Experten: Bürger müssen bei Unwettern aufmerksamer sein
KÖLN Mehr als 180 Menschen haben im Juli bei der Flutkatastrophe ihr Leben verloren. Beim „Axa-ScienceTalk“diskutierten in Köln Experten zum Thema Extremwetter. Wir haben die wichtigsten Punkte zusammengefasst.
War die Flutkatastrophe eine Ausnahme?
Diplom-Meteorologe Sven Plöger sagt: „Auf den ersten Blick war es ein Tief, das unglaubliche Wassermassen mit sich gebracht hat.“Doch im Kontext betrachtet sei eingetroffen, was die Klimaforschung schon vor 30 bis 40 Jahren ziemlich präzise vorausgesagt habe: „Dass wir mit mehr Unwettern rechnen müssen – mehr Starkregen, mehr Hagelgewitter, mehr Überflutungen, mehr Trockenheit und Hitze“, wie Plöger sagt. Experten konnten ausrechnen, dass ein Extremwetter-Ereignis durch den Klimawandel um mindestens 20 Prozent wahrscheinlicher geworden ist. Joaquim Pinto erforscht am Karlsruher Institut für Technologie regionale Klima- und Wettergefahren. Der Wissenschaftler sagt: „Je wärmer die Atmosphäre, desto stärker die Niederschläge.“In den meisten Fällen habe der Klimawandel also Einfluss auf Extremwetterereignisse.
Können wir die Menschen besser warnen?
Plöger und Pinto weisen auf die Ungenauigkeiten hin, die es bei Wettervorhersagen gibt.

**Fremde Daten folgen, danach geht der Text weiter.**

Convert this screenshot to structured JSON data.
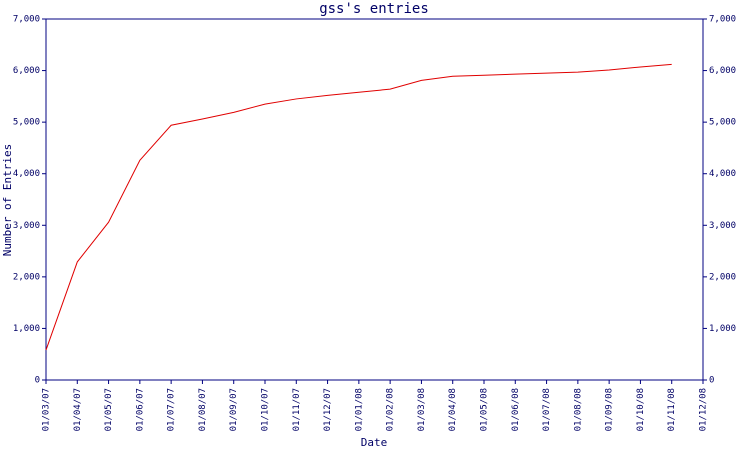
{
  "chart_data": {
    "type": "line",
    "title": "gss's entries",
    "xlabel": "Date",
    "ylabel": "Number of Entries",
    "categories": [
      "01/03/07",
      "01/04/07",
      "01/05/07",
      "01/06/07",
      "01/07/07",
      "01/08/07",
      "01/09/07",
      "01/10/07",
      "01/11/07",
      "01/12/07",
      "01/01/08",
      "01/02/08",
      "01/03/08",
      "01/04/08",
      "01/05/08",
      "01/06/08",
      "01/07/08",
      "01/08/08",
      "01/09/08",
      "01/10/08",
      "01/11/08",
      "01/12/08"
    ],
    "series": [
      {
        "name": "entries",
        "color": "#e00000",
        "values": [
          580,
          2290,
          3060,
          4260,
          4940,
          5060,
          5190,
          5350,
          5450,
          5520,
          5580,
          5640,
          5810,
          5890,
          5910,
          5930,
          5950,
          5970,
          6010,
          6070,
          6120,
          null
        ]
      }
    ],
    "ylim": [
      0,
      7000
    ],
    "yticks": [
      0,
      {
        "value": 1000,
        "label": "1,000"
      },
      {
        "value": 2000,
        "label": "2,000"
      },
      {
        "value": 3000,
        "label": "3,000"
      },
      {
        "value": 4000,
        "label": "4,000"
      },
      {
        "value": 5000,
        "label": "5,000"
      },
      {
        "value": 6000,
        "label": "6,000"
      },
      {
        "value": 7000,
        "label": "7,000"
      }
    ],
    "axis_color": "#000080",
    "grid": false
  }
}
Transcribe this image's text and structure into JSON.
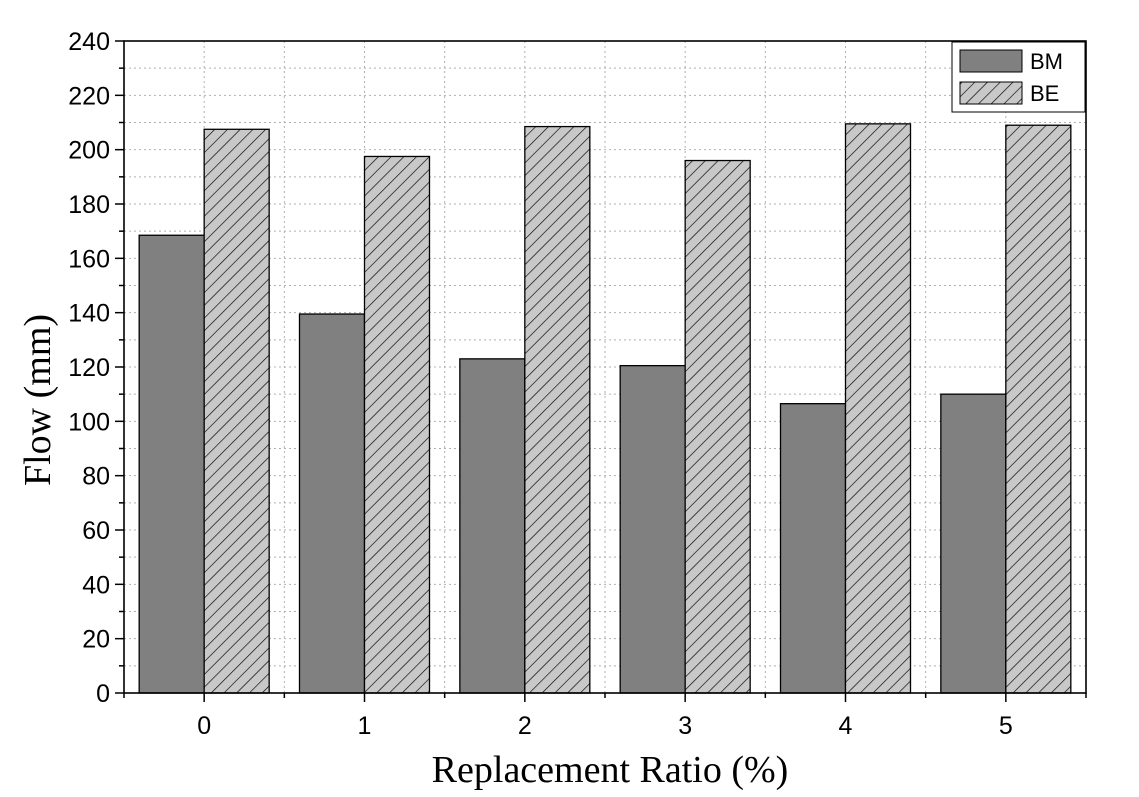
{
  "chart_data": {
    "type": "bar",
    "title": "",
    "xlabel": "Replacement Ratio (%)",
    "ylabel": "Flow (mm)",
    "categories": [
      "0",
      "1",
      "2",
      "3",
      "4",
      "5"
    ],
    "series": [
      {
        "name": "BM",
        "values": [
          168.5,
          139.5,
          123,
          120.5,
          106.5,
          110
        ],
        "color": "#808080",
        "pattern": "solid"
      },
      {
        "name": "BE",
        "values": [
          207.5,
          197.5,
          208.5,
          196,
          209.5,
          209
        ],
        "color": "#c8c8c8",
        "pattern": "diagonal-hatch"
      }
    ],
    "ylim": [
      0,
      240
    ],
    "yticks": [
      "0",
      "20",
      "40",
      "60",
      "80",
      "100",
      "120",
      "140",
      "160",
      "180",
      "200",
      "220",
      "240"
    ],
    "grid": true,
    "legend_position": "top-right"
  }
}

So sei zwar schon drei Tage vor der Flut klar gewesen, dass bis zu 200 Liter Regen pro Quadratmeter herunterkommen würden – eine exakte Lokalisierung
sei aber unmöglich gewesen. Die Vorhersage-Modelle müssten deshalb weiter verfeinert werden. „Man muss den Datenumfang verbessern, um auch sehr außergewöhnliche Ereignisse, die vielleicht nur alle 200 Jahre geschehen, modellieren zu können“, sagt Pinto. Laut Plöger müssten zudem die behördlichen Warnungen kurzfristig schneller werden. Langfristig müsse man prüfen, wo und wie man Häuser baut und diese versichert. Nach Angaben von Christina Feldges von der Axa-Versicherung wurden nach der Flut 400.000 neue Elementarversicherungen abgeschlossen. „Das ist aber noch zu wenig“, sagt sie. „Die Menschen haben noch nicht so präsent, welche Gefahren von Starkregen ausgehen können.“
Was kann jeder Einzelne tun, um sich besser vorzubereiten?

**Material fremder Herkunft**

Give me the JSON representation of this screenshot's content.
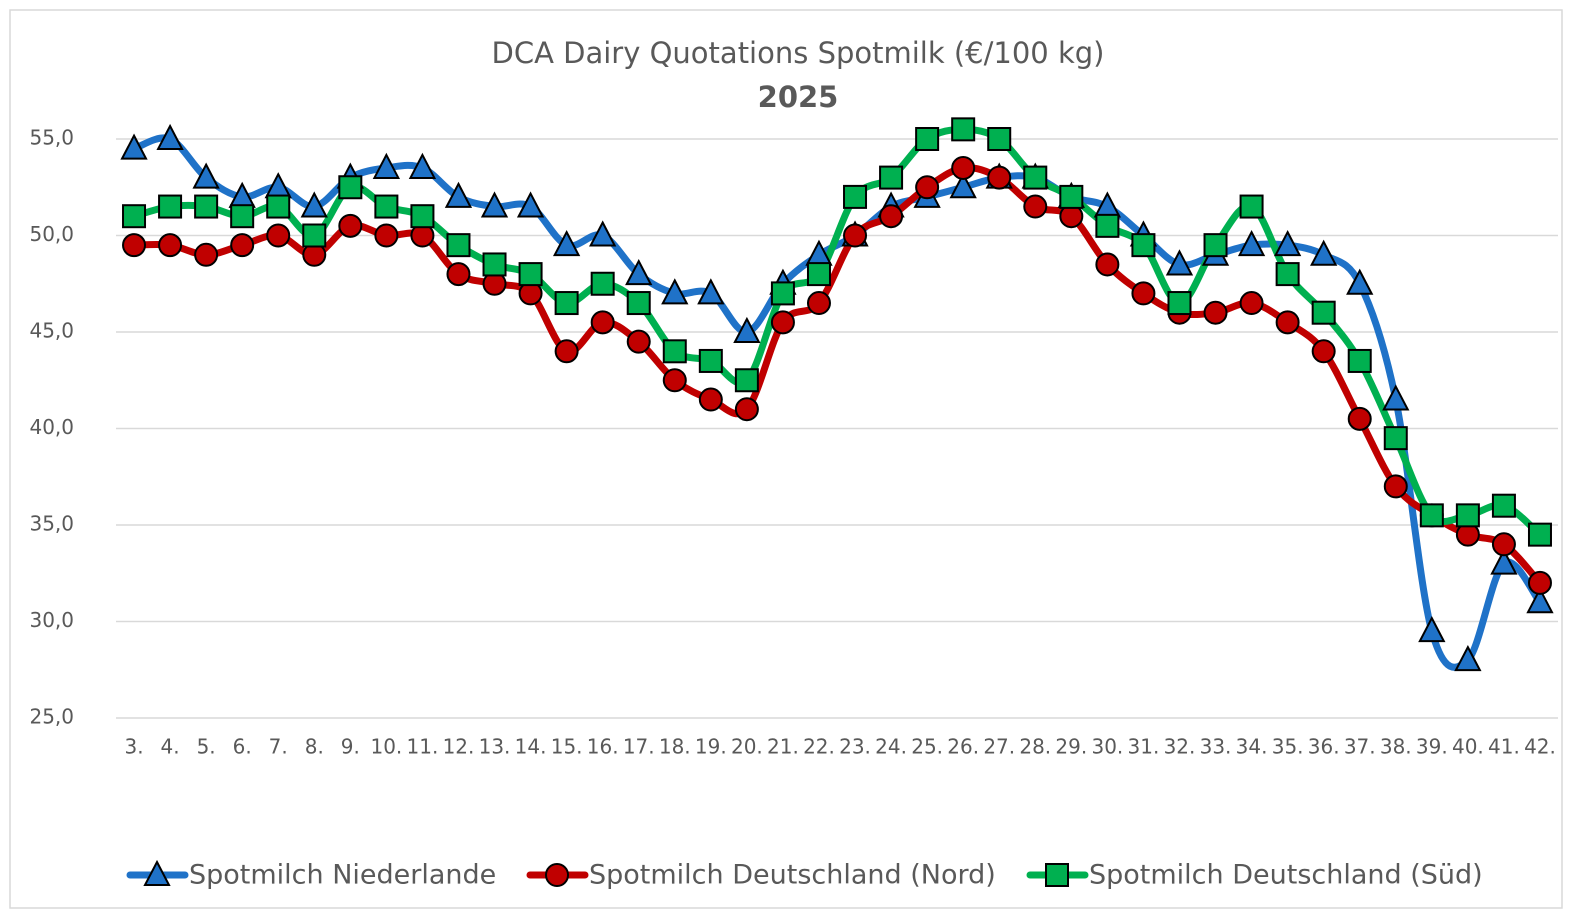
{
  "chart_data": {
    "type": "line",
    "title": "DCA Dairy Quotations Spotmilk (€/100 kg)",
    "subtitle": "2025",
    "categories": [
      "3.",
      "4.",
      "5.",
      "6.",
      "7.",
      "8.",
      "9.",
      "10.",
      "11.",
      "12.",
      "13.",
      "14.",
      "15.",
      "16.",
      "17.",
      "18.",
      "19.",
      "20.",
      "21.",
      "22.",
      "23.",
      "24.",
      "25.",
      "26.",
      "27.",
      "28.",
      "29.",
      "30.",
      "31.",
      "32.",
      "33.",
      "34.",
      "35.",
      "36.",
      "37.",
      "38.",
      "39.",
      "40.",
      "41.",
      "42."
    ],
    "series": [
      {
        "name": "Spotmilch Niederlande",
        "color": "#1f72c8",
        "marker": "triangle",
        "values": [
          54.5,
          55,
          53,
          52,
          52.5,
          51.5,
          53,
          53.5,
          53.5,
          52,
          51.5,
          51.5,
          49.5,
          50,
          48,
          47,
          47,
          45,
          47.5,
          49,
          50,
          51.5,
          52,
          52.5,
          53,
          53,
          52,
          51.5,
          50,
          48.5,
          49,
          49.5,
          49.5,
          49,
          47.5,
          41.5,
          29.5,
          28,
          33,
          31
        ]
      },
      {
        "name": "Spotmilch Deutschland (Nord)",
        "color": "#c00000",
        "marker": "circle",
        "values": [
          49.5,
          49.5,
          49,
          49.5,
          50,
          49,
          50.5,
          50,
          50,
          48,
          47.5,
          47,
          44,
          45.5,
          44.5,
          42.5,
          41.5,
          41,
          45.5,
          46.5,
          50,
          51,
          52.5,
          53.5,
          53,
          51.5,
          51,
          48.5,
          47,
          46,
          46,
          46.5,
          45.5,
          44,
          40.5,
          37,
          35.5,
          34.5,
          34,
          32
        ]
      },
      {
        "name": "Spotmilch Deutschland (Süd)",
        "color": "#00b050",
        "marker": "square",
        "values": [
          51,
          51.5,
          51.5,
          51,
          51.5,
          50,
          52.5,
          51.5,
          51,
          49.5,
          48.5,
          48,
          46.5,
          47.5,
          46.5,
          44,
          43.5,
          42.5,
          47,
          48,
          52,
          53,
          55,
          55.5,
          55,
          53,
          52,
          50.5,
          49.5,
          46.5,
          49.5,
          51.5,
          48,
          46,
          43.5,
          39.5,
          35.5,
          35.5,
          36,
          34.5
        ]
      }
    ],
    "ylim": [
      25,
      55
    ],
    "yticks": [
      {
        "value": 25,
        "label": "25,0"
      },
      {
        "value": 30,
        "label": "30,0"
      },
      {
        "value": 35,
        "label": "35,0"
      },
      {
        "value": 40,
        "label": "40,0"
      },
      {
        "value": 45,
        "label": "45,0"
      },
      {
        "value": 50,
        "label": "50,0"
      },
      {
        "value": 55,
        "label": "55,0"
      }
    ],
    "grid": true,
    "smooth": true,
    "legend": "bottom"
  }
}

Die Experten sind sich einig, dass schon in den Schulen mehr Wert auf Prävention gelegt werden muss. „In Japan weiß jedes Kind, was es bei einem Erdbeben tun muss“, sagt Pinto. Plöger ergänzt: „In Deutschland sind wir Sicherheit gewöhnt.“Aber diese Sicherheit ende nun ein Stück weit. „Wir müssen aufmerksamer sein, wenn ein Unwetter naht, Wetterberichte verfolgen, eine Warn-App nutzen.“Prävention heiße auch: damit rechnen, dass etwas passieren kann. „Also nichts Wichtiges im Keller aufbewahren und nicht in den Keller laufen, wenn das Wasser kommt.“Das hätten viele Menschen im Sommer getan. „Aber wenn Wasser von außen gegen eine Tür drückt, kriegt kein Mensch diese Tür mehr auf“, warnt Plöger.